According to the National Sleep Foundation, we are getting two hours less sleep a night than we did 50-100 years ago; we are getting 38 minutes less sleep each weeknight than we did 10 years ago; and between 50 to 70 million adults suffer from some form of chronic sleep disorder such as insomnia, restless leg syndrome, and sleep apnea.
Some of the reasons scientists have attributed to these changes in our sleep patterns are electric lighting, technology (computers/TV/cell phones), stress, anxiety, a work-focused culture, and higher global temperature values.
Adults older than 25 should get 7-9 hours of sleep each night. Adults over 60 tend to sleep less than this recommendation. As we age, sleep is lighter (less REM sleep) and interrupted by multiple awakenings (bathroom visits, medication side-effects, physical discomfort).
Inadequate Sleep and the Brain
According to Dr. Sanjay Gupta in “12 Weeks to a Sharper You” there are many consequences to the brain of chronically being deprived of adequate sleep.
- Concentration and attention issues
- Learning and memory problems
- Difficulty processing information
- More likely to make poor or risky decisions
- Decreased capacity for feeling empathy
- Higher risk of depression or mood disorders
- Higher risk of dementia
Sleep and Dementia
According to the Global Council on Brain Health (GCBH), sleep disturbances are linked to an increased risk of developing dementia. They cite several reasons for their findings.
- Accumulation of waste products in the brain (less autophagy during sleep)

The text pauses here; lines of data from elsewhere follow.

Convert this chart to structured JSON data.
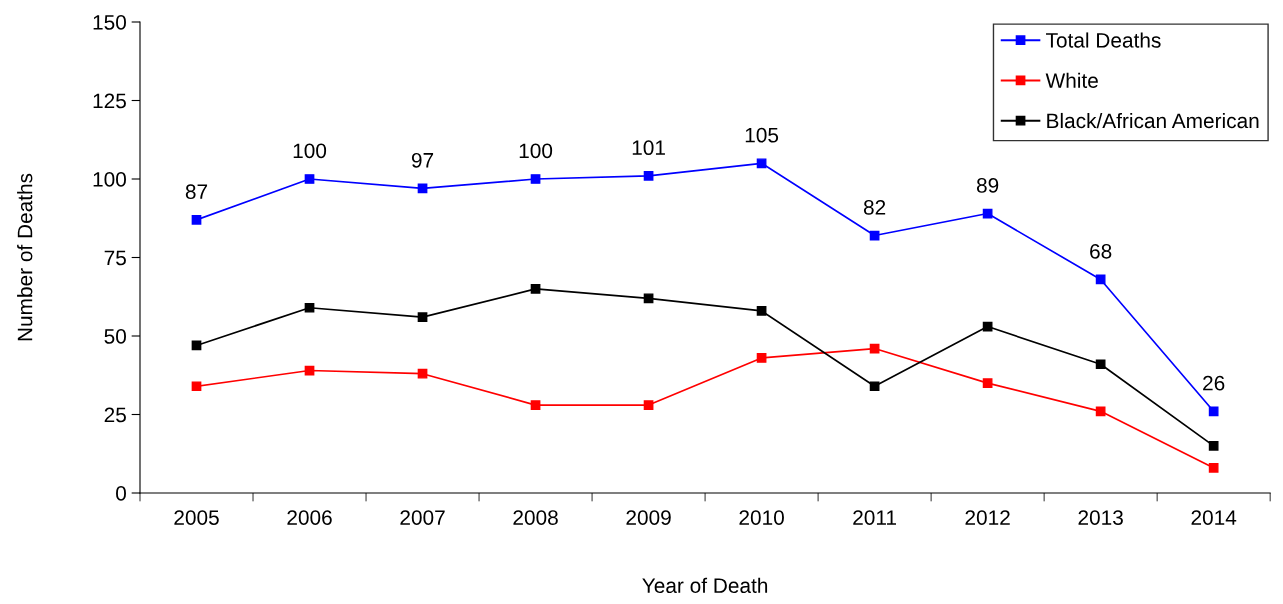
{
  "chart_data": {
    "type": "line",
    "xlabel": "Year of Death",
    "ylabel": "Number of Deaths",
    "categories": [
      "2005",
      "2006",
      "2007",
      "2008",
      "2009",
      "2010",
      "2011",
      "2012",
      "2013",
      "2014"
    ],
    "series": [
      {
        "name": "Total Deaths",
        "color": "#0000ff",
        "values": [
          87,
          100,
          97,
          100,
          101,
          105,
          82,
          89,
          68,
          26
        ],
        "value_labels": [
          "87",
          "100",
          "97",
          "100",
          "101",
          "105",
          "82",
          "89",
          "68",
          "26"
        ]
      },
      {
        "name": "White",
        "color": "#ff0000",
        "values": [
          34,
          39,
          38,
          28,
          28,
          43,
          46,
          35,
          26,
          8
        ]
      },
      {
        "name": "Black/African American",
        "color": "#000000",
        "values": [
          47,
          59,
          56,
          65,
          62,
          58,
          34,
          53,
          41,
          15
        ]
      }
    ],
    "ylim": [
      0,
      150
    ],
    "yticks": [
      0,
      25,
      50,
      75,
      100,
      125,
      150
    ],
    "grid": false,
    "legend": "top right",
    "marker": "square",
    "line_style": "solid"
  }
}
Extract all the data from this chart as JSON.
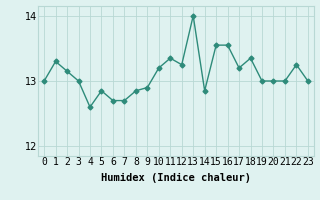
{
  "x": [
    0,
    1,
    2,
    3,
    4,
    5,
    6,
    7,
    8,
    9,
    10,
    11,
    12,
    13,
    14,
    15,
    16,
    17,
    18,
    19,
    20,
    21,
    22,
    23
  ],
  "y": [
    13.0,
    13.3,
    13.15,
    13.0,
    12.6,
    12.85,
    12.7,
    12.7,
    12.85,
    12.9,
    13.2,
    13.35,
    13.25,
    14.0,
    12.85,
    13.55,
    13.55,
    13.2,
    13.35,
    13.0,
    13.0,
    13.0,
    13.25,
    13.0
  ],
  "line_color": "#2e8b7a",
  "marker": "D",
  "marker_size": 2.5,
  "line_width": 1.0,
  "bg_color": "#dff2f0",
  "grid_color": "#b8d8d4",
  "xlabel": "Humidex (Indice chaleur)",
  "ylim": [
    11.85,
    14.15
  ],
  "yticks": [
    12,
    13,
    14
  ],
  "xlim": [
    -0.5,
    23.5
  ],
  "xlabel_fontsize": 7.5,
  "tick_fontsize": 7,
  "ytick_fontsize": 7
}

- Increased inflammation throughout the body with less sleep
- Increased oxidative stress from increased stress hormones
- Decreased functioning of neurons in the brain (cells in the brain crucial to all brain functions)
The GCBH states that “maintaining good sleep quality throughout your lifespan promotes better cognitive functioning in aging adults”.
Benefits of Healthy Sleep Patterns
Quality sleep is essential for maintaining overall health and well-being. There are many benefits of getting a good night’s sleep.
- Improved attention, focus and concentration
- Better memory and information processing
- Lower risk of high-blood pressure, diabetes, coronary heart disease and stroke
- Enhanced immune function
- Reduced stress levels
- Improved mood and mental well-being
- Maintaining a healthy weight
Sleep hygiene is the habits and practices that promote good quality sleep and help prevent sleep disturbances. The GCBH recommends the following suggestions to improve the quality of your sleep.
- Set a schedule – go to bed and wake up at the same time each day (even weekends)
- Expose your eyes to sunlight in the morning (helps set your circadian rhythm)
- Participate in regular physical activity early in the day
- Avoid long naps late in the day (no longer than 30 minutes and no later than 3:00 pm)
- Avoid caffeine after 2:00 pm
- Do not eat or drink for 2-3 hours before bed
- Ideal bedroom conditions
- Cool – between 60 and 67 degrees
- Quiet – no TV or phone
- No pets
- Establish a bedtime routine (30 minutes to relax/unwind before crawling into bed)
- Avoid blue light from phones/computers/TV
- Find a calming activity that works for you
- Warm bath/shower
- Light reading
- Soothing music
- Herbal tea
- Meditation (guided relaxation, deep/slow breathing)
- Manage your daytime stress levels
In summary, sleep and brain health are closely interconnected. Getting adequate amounts of good-quality sleep is essential for maintaining brain health and reducing the risk of developing dementia. It is important to make sleep a priority in your brain health routine!